Berlin Lecture 2026: now streaming
Last week, Irish journalist Fintan O’Toole delivered the 2026 Berlin Lecture, ‘From the Ridiculous to the Sublime: Art and Politics in the Age of Trump’.
You can now watch the lecture on our YouTube channel below or by clicking here.
Launched in 1990 to celebrate the 80th birthday of the College’s Founding President, Sir Isaiah Berlin, the Berlin Lecture is in his own field of study, the history of ideas. The Berlin Lecture is made possible thanks to an endowment gift from the Rothschild Foundation.
Abstract
Walter Benjamin famously wrote, in Nazi-ruled Berlin, that “the logical outcome of fascism is an aestheticizing of political life.” But we might also put this the other way around: the more political life resembles art, the more fascistic it becomes. We are living through a crisis of democracy in which the public realm has become thoroughly aestheticised. Reactionary politics has become a grotesque form of performance art. Aesthetic ideas like the suspension of disbelief and the imagery of the sublime are now the stuff of political power. Where, asks Fintan O’Toole, does this leave both democratic discourse and artistic practice? Is there a way back to a shared imaginative life in which art and politics are mutually enriching?
About the speaker
Fintan O’Toole is the Advising Editor at The New York Review and a columnist for The Irish Times.
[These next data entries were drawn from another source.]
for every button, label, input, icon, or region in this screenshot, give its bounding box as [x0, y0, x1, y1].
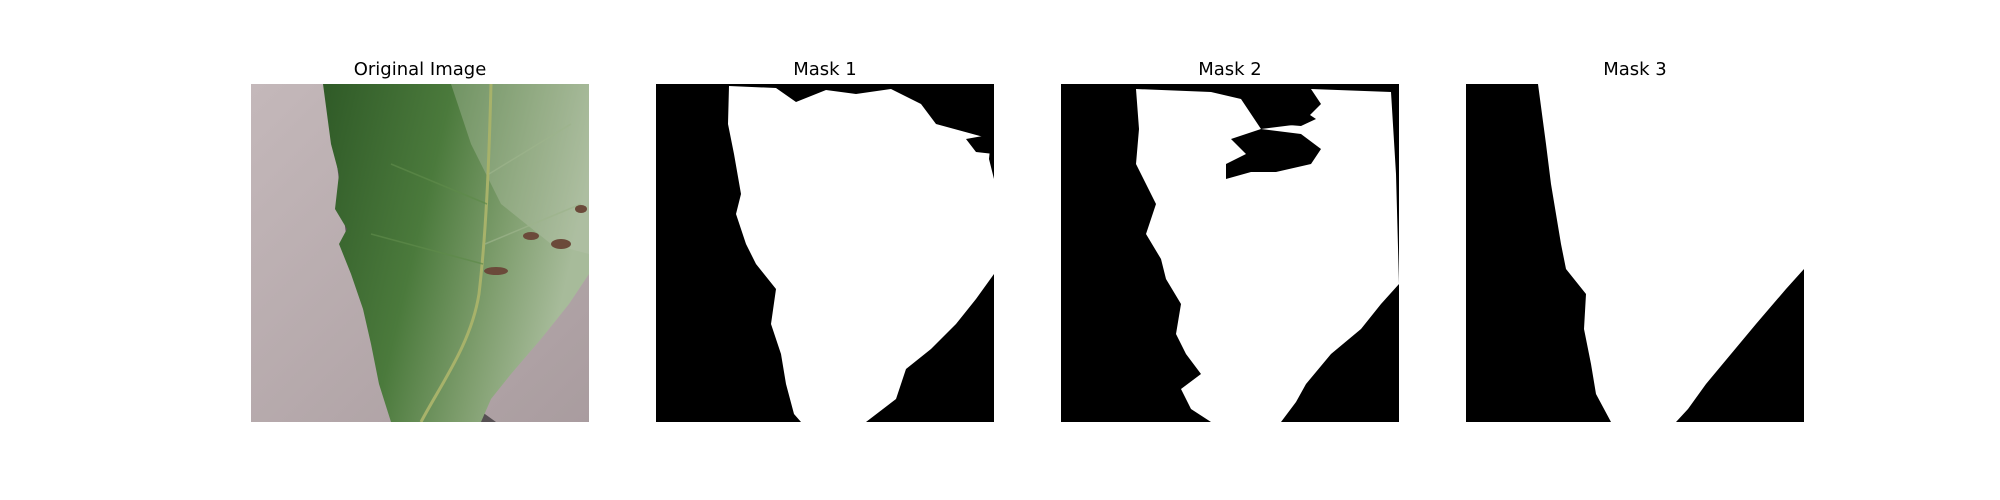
leaf-spot — [523, 232, 539, 240]
leaf-vein — [484, 203, 582, 245]
mask-1-title: Mask 1 — [793, 59, 857, 80]
mask-1-image — [656, 84, 994, 422]
leaf-shape — [323, 84, 589, 422]
mask-1-panel: Mask 1 — [656, 0, 994, 500]
mask-3-image — [1466, 84, 1804, 422]
mask-foreground — [728, 86, 994, 422]
leaf-vein — [390, 163, 488, 205]
original-image-panel: Original Image — [251, 0, 589, 500]
leaf-spot — [484, 267, 508, 275]
leaf-midrib — [419, 84, 493, 422]
leaf-vein — [370, 233, 484, 265]
mask-notch — [966, 134, 994, 154]
original-image-title: Original Image — [353, 59, 487, 80]
mask-foreground — [1538, 84, 1804, 422]
mask-hole — [1226, 129, 1321, 179]
leaf-vein — [488, 123, 572, 175]
leaf-highlight — [451, 84, 589, 254]
leaf-spot — [551, 239, 571, 249]
original-leaf-photo — [251, 84, 589, 422]
mask-hole — [1271, 109, 1316, 126]
mask-2-image — [1061, 84, 1399, 422]
mask-2-panel: Mask 2 — [1061, 0, 1399, 500]
mask-3-panel: Mask 3 — [1466, 0, 1804, 500]
mask-foreground — [1136, 89, 1399, 422]
mask-3-title: Mask 3 — [1603, 59, 1667, 80]
mask-2-title: Mask 2 — [1198, 59, 1262, 80]
leaf-spot — [575, 205, 587, 213]
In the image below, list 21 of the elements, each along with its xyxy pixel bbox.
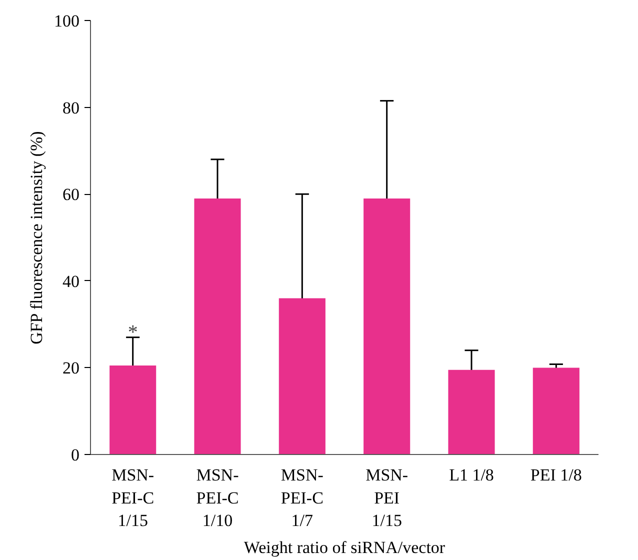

He has written more than 20 books including We Don’t Know Ourselves: A Personal History of Ireland since 1958 and Heroic Failure: Brexit and the Politics of Pain. He is widely regarded as one of Ireland’s leading public intellectuals. He has written extensively about social justice, political corruption, the Celtic Tiger and the economic crash, the Brexit referendum, US politics – including on the Trump administrations – and on many aspects of Irish history and culture. He is a member of the Royal Irish Academy, and a winner of the European Press Prize and the Orwell Prize.